1.1. Il fallimento ha effetto alle ore 14.00 del 23
marzo 1998.
2./3./4. omissis”
Sentenza
tempestivamente dedotta in appello da __________ che con atto 31 marzo 1998 ha
chiesto che venga annullata la decisione di fallimento e decretata la nullità
dell’istanza di fallimento 17 marzo 1998 presentata __________, con protesta di
spese e ripetibili;
con
osservazioni 17 aprile 1998 la parte appellata si è opposta al gravame,
protestate spese e ripetibili;
rilevato
che con ordinanza presidenziale 2/7 aprile 1998 all’appello è stato concesso
effetto sospensivo parziale;
ritenuto
in fatto:
A. Con
istanza 17 marzo 1998 __________ ha chiesto il fallimento di __________
fondando la sua richiesta sulla sentenza 6 marzo 1998 di questa Camera, quale
Autorità giudiziaria superiore dei concordati, con cui è stato accolto
l’appello __________ e riformato il giudizio di prima sede, nel senso che la
domanda 16/22 dicembre 1997 di __________ di seconda proroga della moratoria
concordataria è stata respinta e revocata la moratoria concessagli il 22
gennaio 1997.
B. Con
decisione 23 marzo 1998 il Pretore del Distretto di Bellinzona, ritenuto che
sull’istanza di fallimento ex art. 309 LEF il giudice pronuncia senza obbligo
di contraddittorio, ha pronunciato il fallimento di __________
C. Contro
la sentenza pretorile si è tempestivamente aggravato __________ argomentando
che l’istanza 17 marzo 1998 è stata presentata su carta intestata della
succursale di __________ dell’__________ sottoscritta da __________ funzionari
dell’istituto, ai quali non compete alcun potere di rappresentanza per la
succursale e tanto meno per la sede principale.
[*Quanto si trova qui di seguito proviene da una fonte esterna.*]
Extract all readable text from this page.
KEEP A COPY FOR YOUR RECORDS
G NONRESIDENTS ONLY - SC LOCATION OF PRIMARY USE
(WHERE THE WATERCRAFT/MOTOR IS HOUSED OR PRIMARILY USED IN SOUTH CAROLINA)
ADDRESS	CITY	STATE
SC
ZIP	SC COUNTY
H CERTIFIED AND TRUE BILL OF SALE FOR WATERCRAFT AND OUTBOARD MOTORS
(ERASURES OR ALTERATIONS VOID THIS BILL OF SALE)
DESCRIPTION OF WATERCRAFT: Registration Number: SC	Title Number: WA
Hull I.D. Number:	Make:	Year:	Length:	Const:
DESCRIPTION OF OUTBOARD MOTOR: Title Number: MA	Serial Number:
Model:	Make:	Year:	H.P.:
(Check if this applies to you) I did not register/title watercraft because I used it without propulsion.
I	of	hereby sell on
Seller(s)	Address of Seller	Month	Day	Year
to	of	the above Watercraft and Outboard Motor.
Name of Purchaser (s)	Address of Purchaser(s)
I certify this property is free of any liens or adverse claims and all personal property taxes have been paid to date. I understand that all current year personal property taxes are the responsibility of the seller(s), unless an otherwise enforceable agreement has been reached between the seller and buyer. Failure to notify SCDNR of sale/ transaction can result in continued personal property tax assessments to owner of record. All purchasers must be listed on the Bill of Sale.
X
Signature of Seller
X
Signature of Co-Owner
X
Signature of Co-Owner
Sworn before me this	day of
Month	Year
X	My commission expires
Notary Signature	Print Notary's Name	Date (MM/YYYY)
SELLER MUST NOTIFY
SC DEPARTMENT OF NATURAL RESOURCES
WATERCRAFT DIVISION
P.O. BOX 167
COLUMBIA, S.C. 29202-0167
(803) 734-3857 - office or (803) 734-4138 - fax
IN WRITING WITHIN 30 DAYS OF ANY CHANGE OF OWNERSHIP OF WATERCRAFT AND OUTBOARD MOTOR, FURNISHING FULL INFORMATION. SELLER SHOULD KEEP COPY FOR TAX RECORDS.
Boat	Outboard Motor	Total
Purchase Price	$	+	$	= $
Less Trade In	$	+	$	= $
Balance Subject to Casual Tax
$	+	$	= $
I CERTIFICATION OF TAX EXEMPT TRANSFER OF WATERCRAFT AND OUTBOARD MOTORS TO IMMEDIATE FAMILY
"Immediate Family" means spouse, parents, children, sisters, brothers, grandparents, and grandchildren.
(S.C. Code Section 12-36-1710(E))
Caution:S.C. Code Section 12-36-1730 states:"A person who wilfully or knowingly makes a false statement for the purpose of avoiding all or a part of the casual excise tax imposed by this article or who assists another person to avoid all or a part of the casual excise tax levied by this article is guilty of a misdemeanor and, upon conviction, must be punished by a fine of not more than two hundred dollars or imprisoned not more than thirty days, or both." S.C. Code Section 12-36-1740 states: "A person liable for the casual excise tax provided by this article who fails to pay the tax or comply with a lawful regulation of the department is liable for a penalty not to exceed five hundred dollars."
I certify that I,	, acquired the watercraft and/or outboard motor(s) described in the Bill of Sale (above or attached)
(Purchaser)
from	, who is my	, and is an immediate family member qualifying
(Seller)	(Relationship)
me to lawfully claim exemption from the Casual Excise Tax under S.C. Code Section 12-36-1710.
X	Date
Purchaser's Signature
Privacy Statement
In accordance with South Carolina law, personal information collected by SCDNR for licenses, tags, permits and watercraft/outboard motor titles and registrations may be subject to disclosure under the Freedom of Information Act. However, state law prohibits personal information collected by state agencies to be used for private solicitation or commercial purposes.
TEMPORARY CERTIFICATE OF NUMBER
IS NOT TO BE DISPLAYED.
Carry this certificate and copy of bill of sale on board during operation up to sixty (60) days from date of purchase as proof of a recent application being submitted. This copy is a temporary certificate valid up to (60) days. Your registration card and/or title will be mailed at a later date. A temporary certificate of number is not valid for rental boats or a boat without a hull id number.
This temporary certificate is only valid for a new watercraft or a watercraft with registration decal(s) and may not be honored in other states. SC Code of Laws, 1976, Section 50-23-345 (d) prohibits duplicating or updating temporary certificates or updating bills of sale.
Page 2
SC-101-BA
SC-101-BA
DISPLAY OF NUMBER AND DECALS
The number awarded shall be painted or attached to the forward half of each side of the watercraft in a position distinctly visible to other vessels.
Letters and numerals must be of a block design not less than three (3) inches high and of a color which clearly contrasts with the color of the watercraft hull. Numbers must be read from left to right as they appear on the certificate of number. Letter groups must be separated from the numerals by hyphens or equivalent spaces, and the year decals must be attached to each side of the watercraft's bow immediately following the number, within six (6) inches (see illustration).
Qualora una persona giuridica è
parte in una procedura, lo ius postulandi che le compete può venire esercitato
esclusivamente dagli organi statutari (o quanto meno di fatto) della società.
Nel caso di specie i __________ non rientrano nel novero degli organi
(statutari o di fatto) __________ né possono venire considerati patrocinatori
in grado di assicurare alla banca una valida rappresentanza processuale ex art.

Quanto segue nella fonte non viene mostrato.